C. B. Puisqu’il a oublié ce qu’il n’aurait jamais dû oublier et se vit comme porteur d’une amnésie coupable, il va devenir hypermnésique. Il s’efforce alors de stocker un maximum d’informations dans sa mémoire de façon saisissante. Le mode d’emploi d’une vie serait de conserver ce qu’il serait possible. Cette mémoire devient un instrument de savoir, de description du monde, la mémoire est arpentée autant qu’il arpente les rues de Paris au gré de sa déambulation dans Espèce d’espaces. Quant à Je me souviens, il se détache toujours sur fond d’oubli. D’où une question élémentaire. Comment chacun gère sa mémoire et son fond d’oubli ? Il y répond de manière élémentaire et par là-même incisive.

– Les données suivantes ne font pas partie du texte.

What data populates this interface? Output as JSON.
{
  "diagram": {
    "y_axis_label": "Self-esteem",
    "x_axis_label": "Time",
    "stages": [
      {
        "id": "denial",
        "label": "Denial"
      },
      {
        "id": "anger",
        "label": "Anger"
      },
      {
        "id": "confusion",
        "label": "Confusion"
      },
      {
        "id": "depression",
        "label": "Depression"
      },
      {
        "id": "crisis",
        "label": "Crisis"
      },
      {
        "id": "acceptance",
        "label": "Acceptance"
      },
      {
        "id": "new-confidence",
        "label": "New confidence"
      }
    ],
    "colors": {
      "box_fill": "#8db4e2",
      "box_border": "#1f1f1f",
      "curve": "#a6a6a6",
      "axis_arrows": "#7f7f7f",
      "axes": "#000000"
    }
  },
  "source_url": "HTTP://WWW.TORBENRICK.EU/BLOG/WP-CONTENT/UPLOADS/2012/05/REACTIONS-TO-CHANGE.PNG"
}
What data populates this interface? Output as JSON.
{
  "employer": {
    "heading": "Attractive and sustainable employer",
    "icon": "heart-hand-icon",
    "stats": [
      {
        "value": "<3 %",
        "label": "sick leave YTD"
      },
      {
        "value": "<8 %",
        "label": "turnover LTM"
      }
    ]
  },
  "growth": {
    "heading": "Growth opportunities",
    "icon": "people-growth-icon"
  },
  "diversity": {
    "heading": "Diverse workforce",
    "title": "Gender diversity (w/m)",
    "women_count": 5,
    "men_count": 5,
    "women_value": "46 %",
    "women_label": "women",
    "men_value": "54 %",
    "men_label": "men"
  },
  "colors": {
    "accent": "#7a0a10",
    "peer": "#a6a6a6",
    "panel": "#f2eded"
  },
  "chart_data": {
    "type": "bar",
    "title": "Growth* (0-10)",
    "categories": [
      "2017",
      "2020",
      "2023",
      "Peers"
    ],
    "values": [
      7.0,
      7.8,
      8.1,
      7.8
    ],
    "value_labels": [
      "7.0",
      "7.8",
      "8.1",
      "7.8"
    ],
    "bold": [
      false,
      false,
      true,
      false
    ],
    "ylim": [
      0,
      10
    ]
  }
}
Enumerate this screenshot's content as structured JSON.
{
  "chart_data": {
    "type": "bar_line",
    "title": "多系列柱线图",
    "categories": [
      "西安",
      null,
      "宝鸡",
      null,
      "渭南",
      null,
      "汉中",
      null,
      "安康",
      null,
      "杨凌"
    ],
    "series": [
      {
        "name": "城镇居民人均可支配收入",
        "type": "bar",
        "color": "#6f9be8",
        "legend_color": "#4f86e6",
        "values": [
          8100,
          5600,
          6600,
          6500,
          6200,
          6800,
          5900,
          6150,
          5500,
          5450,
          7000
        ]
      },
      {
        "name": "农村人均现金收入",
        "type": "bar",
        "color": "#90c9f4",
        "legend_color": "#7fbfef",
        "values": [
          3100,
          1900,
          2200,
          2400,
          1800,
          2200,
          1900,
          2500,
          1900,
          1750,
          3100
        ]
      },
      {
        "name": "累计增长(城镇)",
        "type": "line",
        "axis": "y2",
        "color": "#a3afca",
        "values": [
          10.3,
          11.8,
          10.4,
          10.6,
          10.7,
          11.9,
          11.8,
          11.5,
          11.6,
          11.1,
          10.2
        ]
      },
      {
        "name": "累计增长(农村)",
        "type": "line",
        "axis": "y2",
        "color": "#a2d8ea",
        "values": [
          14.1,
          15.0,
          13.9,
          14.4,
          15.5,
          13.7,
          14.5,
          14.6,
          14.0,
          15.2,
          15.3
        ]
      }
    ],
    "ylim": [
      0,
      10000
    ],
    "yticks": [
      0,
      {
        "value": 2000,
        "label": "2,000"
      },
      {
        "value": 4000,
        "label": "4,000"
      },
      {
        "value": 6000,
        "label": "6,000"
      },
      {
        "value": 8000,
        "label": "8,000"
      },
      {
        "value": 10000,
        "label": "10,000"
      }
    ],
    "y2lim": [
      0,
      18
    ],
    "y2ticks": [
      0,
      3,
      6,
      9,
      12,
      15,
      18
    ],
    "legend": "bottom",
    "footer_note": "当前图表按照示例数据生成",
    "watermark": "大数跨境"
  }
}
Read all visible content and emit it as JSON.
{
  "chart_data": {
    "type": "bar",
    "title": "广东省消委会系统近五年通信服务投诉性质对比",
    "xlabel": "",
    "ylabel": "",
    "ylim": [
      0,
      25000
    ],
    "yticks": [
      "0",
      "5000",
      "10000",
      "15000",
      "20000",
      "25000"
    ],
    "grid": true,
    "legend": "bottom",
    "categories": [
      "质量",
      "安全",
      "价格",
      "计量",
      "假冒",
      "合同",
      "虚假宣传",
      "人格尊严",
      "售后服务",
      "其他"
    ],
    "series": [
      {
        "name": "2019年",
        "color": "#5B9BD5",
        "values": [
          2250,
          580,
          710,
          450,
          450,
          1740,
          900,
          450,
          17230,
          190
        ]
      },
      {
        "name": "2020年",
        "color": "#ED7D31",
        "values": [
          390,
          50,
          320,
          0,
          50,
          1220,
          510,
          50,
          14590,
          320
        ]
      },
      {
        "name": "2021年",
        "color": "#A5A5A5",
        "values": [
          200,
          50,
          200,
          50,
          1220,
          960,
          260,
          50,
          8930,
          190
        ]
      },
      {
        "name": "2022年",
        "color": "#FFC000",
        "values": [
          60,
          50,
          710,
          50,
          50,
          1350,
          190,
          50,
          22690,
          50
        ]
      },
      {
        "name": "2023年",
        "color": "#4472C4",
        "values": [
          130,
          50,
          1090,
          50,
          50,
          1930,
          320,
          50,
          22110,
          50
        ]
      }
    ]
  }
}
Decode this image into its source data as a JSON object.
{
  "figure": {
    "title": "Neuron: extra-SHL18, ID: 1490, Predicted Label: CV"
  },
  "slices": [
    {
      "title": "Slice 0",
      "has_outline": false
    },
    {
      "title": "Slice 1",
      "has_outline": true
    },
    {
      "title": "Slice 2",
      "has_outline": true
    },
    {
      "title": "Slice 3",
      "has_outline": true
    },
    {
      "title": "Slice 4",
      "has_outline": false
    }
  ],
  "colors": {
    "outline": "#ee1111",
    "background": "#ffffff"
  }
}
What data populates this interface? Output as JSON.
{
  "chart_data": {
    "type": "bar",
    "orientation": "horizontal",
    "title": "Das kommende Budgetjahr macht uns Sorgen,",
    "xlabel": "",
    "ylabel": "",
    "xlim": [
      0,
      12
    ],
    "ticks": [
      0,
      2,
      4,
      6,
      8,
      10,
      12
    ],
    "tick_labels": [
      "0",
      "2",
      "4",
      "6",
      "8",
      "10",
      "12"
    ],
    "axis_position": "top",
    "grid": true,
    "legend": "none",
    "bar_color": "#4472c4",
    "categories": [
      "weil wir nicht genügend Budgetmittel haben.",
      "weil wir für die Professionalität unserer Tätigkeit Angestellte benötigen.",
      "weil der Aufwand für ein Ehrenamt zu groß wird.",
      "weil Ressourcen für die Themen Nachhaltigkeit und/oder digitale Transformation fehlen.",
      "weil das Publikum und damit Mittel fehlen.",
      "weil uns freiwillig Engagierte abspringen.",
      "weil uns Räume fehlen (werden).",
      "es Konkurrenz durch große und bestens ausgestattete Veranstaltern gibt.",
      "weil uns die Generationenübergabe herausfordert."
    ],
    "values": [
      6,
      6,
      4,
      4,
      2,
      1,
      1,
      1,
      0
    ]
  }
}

D. S. Quel a été l’apport de la psychanalyse dans l’œuvre de Georges Pérec ?
C. B. C’est unique en littérature. Je ne crois pas qu’un autre écrivain ait autant été labouré, travaillé, remué par la psychanalyse. Cette discipline aura été l’un des grands évènements de la seconde moitié du XXe siècle. Georges Bataille, Raymond Queneau, Michel Leiris ont aussi rencontré la psychanalyse. Mais Georges Perec a écrit l’un des plus beaux textes sur l’analyse dans les Lieux d’une ruse. Il insiste davantage sur le rituel, l’aspect monotone, terne des séances que sur le moment de révélation où l’analysant aurait enfin tout compris. Cette interrogation analytique n’a cessé de le poursuivre souterrainement comme l’autre question essentielle pour Georges Perec, à savoir : « Qu’est-ce que pour moi être juif ? » C’est évoqué admirablement dans Ellis Island. Cette thématique est revitalisée, travaillée à travers l’analyse. Il ne peut le faire que de la façon la plus secrète dans le cabinet d’un psychanalyste. Il a été par ailleurs entendu de manière bouleversante par JB Pontalis qui décrit « la capsule de pensée qui lui tenait lieu de corps ». On peut parler ici d’aventure psychique. Une aventure unique en littérature.